Last updated: Wed 30 Mar 2022, 2:31 PM

The UAE Ministry of Health and Prevention on Tuesday reported 288 cases of the Covid-19 coronavirus, along with 770 recoveries and no deaths.

Total active cases stand at 21,813.

The new cases were detected through 308,848 additional tests.


Ramadan 2022, which begins in less than a week, would be the third socially distanced holy month in a row. However, most Covid-19 restrictions have been eased across the UAE, and consumer confidence has increased.

When asked how residents plan to celebrate Ramadan this year, almost half (47 per cent) said they are more likely to meet their friends and family in-person this holy month. This is in contrast to the last two years, when home visits and family gatherings were restricted in the country.

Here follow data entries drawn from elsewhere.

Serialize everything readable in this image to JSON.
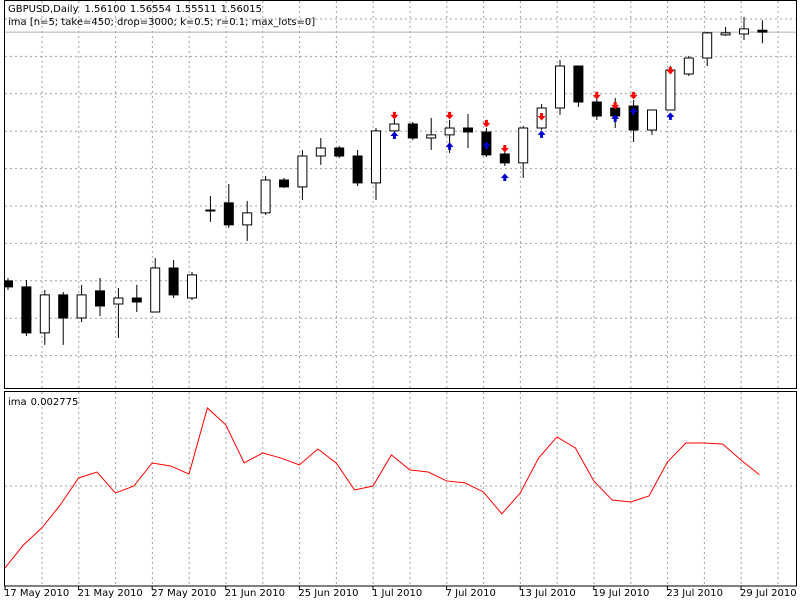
{
  "chart_data": [
    {
      "type": "candlestick",
      "title": "GBPUSD,Daily",
      "subtitle": "ima [n=5; take=450; drop=3000; k=0.5; r=0.1; max_lots=0]",
      "categories": [
        "17 May 2010",
        null,
        null,
        null,
        "21 May 2010",
        null,
        null,
        null,
        "27 May 2010",
        null,
        null,
        null,
        "21 Jun 2010",
        null,
        null,
        null,
        "25 Jun 2010",
        null,
        null,
        null,
        "1 Jul 2010",
        null,
        null,
        null,
        "7 Jul 2010",
        null,
        null,
        null,
        "13 Jul 2010",
        null,
        null,
        null,
        "19 Jul 2010",
        null,
        null,
        null,
        "23 Jul 2010",
        null,
        null,
        null,
        "29 Jul 2010",
        null
      ],
      "open": [
        1.4482,
        1.4455,
        1.4248,
        1.4419,
        1.4315,
        1.4437,
        1.4378,
        1.4405,
        1.4342,
        1.454,
        1.4405,
        1.4801,
        1.4833,
        1.4734,
        1.4788,
        1.4936,
        1.4905,
        1.5044,
        1.508,
        1.5044,
        1.4923,
        1.5157,
        1.5188,
        1.5125,
        1.5139,
        1.517,
        1.5152,
        1.5053,
        1.5013,
        1.517,
        1.526,
        1.5449,
        1.5287,
        1.526,
        1.5269,
        1.5161,
        1.5251,
        1.5413,
        1.5485,
        1.5589,
        1.5593,
        1.561
      ],
      "high": [
        1.4495,
        1.4486,
        1.4441,
        1.4432,
        1.4464,
        1.4495,
        1.445,
        1.4464,
        1.4585,
        1.4576,
        1.4522,
        1.4864,
        1.4918,
        1.4842,
        1.4954,
        1.4945,
        1.5071,
        1.5125,
        1.5089,
        1.5071,
        1.517,
        1.5215,
        1.5197,
        1.5215,
        1.5206,
        1.5233,
        1.517,
        1.5094,
        1.5179,
        1.5278,
        1.5476,
        1.5449,
        1.5314,
        1.5305,
        1.5296,
        1.5251,
        1.5449,
        1.5494,
        1.5602,
        1.5625,
        1.567,
        1.56554
      ],
      "low": [
        1.4441,
        1.4234,
        1.4194,
        1.4194,
        1.4297,
        1.4324,
        1.4225,
        1.4342,
        1.4342,
        1.4405,
        1.4396,
        1.4747,
        1.472,
        1.4662,
        1.4779,
        1.49,
        1.4846,
        1.5004,
        1.5035,
        1.4909,
        1.4846,
        1.5125,
        1.5116,
        1.5071,
        1.5058,
        1.508,
        1.504,
        1.4999,
        1.4945,
        1.5161,
        1.5229,
        1.5265,
        1.5206,
        1.517,
        1.5107,
        1.5139,
        1.5251,
        1.5404,
        1.5449,
        1.5584,
        1.5566,
        1.55511
      ],
      "close": [
        1.4455,
        1.4248,
        1.4419,
        1.4315,
        1.4419,
        1.4369,
        1.4405,
        1.4387,
        1.454,
        1.4419,
        1.4509,
        1.4797,
        1.4734,
        1.4788,
        1.4936,
        1.4905,
        1.5044,
        1.508,
        1.5044,
        1.4923,
        1.5157,
        1.5188,
        1.5125,
        1.5139,
        1.517,
        1.5152,
        1.5049,
        1.5013,
        1.517,
        1.526,
        1.5449,
        1.5287,
        1.5224,
        1.5224,
        1.5161,
        1.5251,
        1.5431,
        1.5485,
        1.5598,
        1.5598,
        1.5616,
        1.56015
      ],
      "last_labels": {
        "open": "1.56100",
        "high": "1.56554",
        "low": "1.55511",
        "close": "1.56015"
      },
      "sell_signals": [
        null,
        null,
        null,
        null,
        null,
        null,
        null,
        null,
        null,
        null,
        null,
        null,
        null,
        null,
        null,
        null,
        null,
        null,
        null,
        null,
        null,
        1.522,
        null,
        null,
        1.522,
        null,
        1.5184,
        1.5071,
        null,
        1.5215,
        null,
        null,
        1.531,
        1.5265,
        1.531,
        null,
        1.5422,
        null,
        null,
        null,
        null,
        null
      ],
      "buy_signals": [
        null,
        null,
        null,
        null,
        null,
        null,
        null,
        null,
        null,
        null,
        null,
        null,
        null,
        null,
        null,
        null,
        null,
        null,
        null,
        null,
        null,
        1.5143,
        null,
        null,
        1.5094,
        null,
        1.5098,
        1.4954,
        null,
        1.5148,
        null,
        null,
        null,
        1.522,
        1.5251,
        null,
        1.5229,
        null,
        null,
        null,
        null,
        null
      ],
      "ylim": [
        1.4,
        1.5746
      ],
      "up_color": "#ffffff",
      "down_color": "#000000",
      "sell_color": "#ff0000",
      "buy_color": "#0000cc"
    },
    {
      "type": "line",
      "title": "ima",
      "values": [
        -0.00288,
        -0.00149,
        -0.00046,
        0.00094,
        0.00258,
        0.00294,
        0.00167,
        0.00209,
        0.00349,
        0.00331,
        0.00282,
        0.00683,
        0.0058,
        0.00349,
        0.0041,
        0.00379,
        0.00337,
        0.00434,
        0.00349,
        0.00185,
        0.00209,
        0.00398,
        0.00307,
        0.00294,
        0.0024,
        0.00228,
        0.00173,
        0.0004,
        0.00167,
        0.00379,
        0.00507,
        0.0044,
        0.0024,
        0.00124,
        0.00112,
        0.00149,
        0.00355,
        0.0047,
        0.0047,
        0.00464,
        0.00367,
        0.002775
      ],
      "ylim": [
        -0.0041,
        0.0078
      ],
      "color": "#ff0000"
    }
  ]
}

Internationally, authorities began locking down some western areas of Shanghai two days ahead of schedule, as new Covid-19 cases in China’s most populous city jumped by a third despite stringent measures already in place to try to stop the virus spreading.

Home to 26 million people, China’s financial hub is in its third day of a lockdown officials are imposing by dividing the city roughly along the Huangpu River, splitting the historic centre west of the river from the eastern financial and industrial district of Pudong to allow for staggered mass tests.

Meanwhile, a sub-variant of the highly transmissible Omicron version of coronavirus known as BA.2 is now dominant worldwide, prompting surges in many countries in Europe and Asia and raising concern over the potential for a new wave in the United States.

BA.2 now represents nearly 86 per cent of all sequenced cases, according to the World Health Organization. It is even more transmissible than its highly contagious Omicron siblings, BA.1 and BA.1.1, however the evidence so far suggests that it is no more likely to cause severe disease.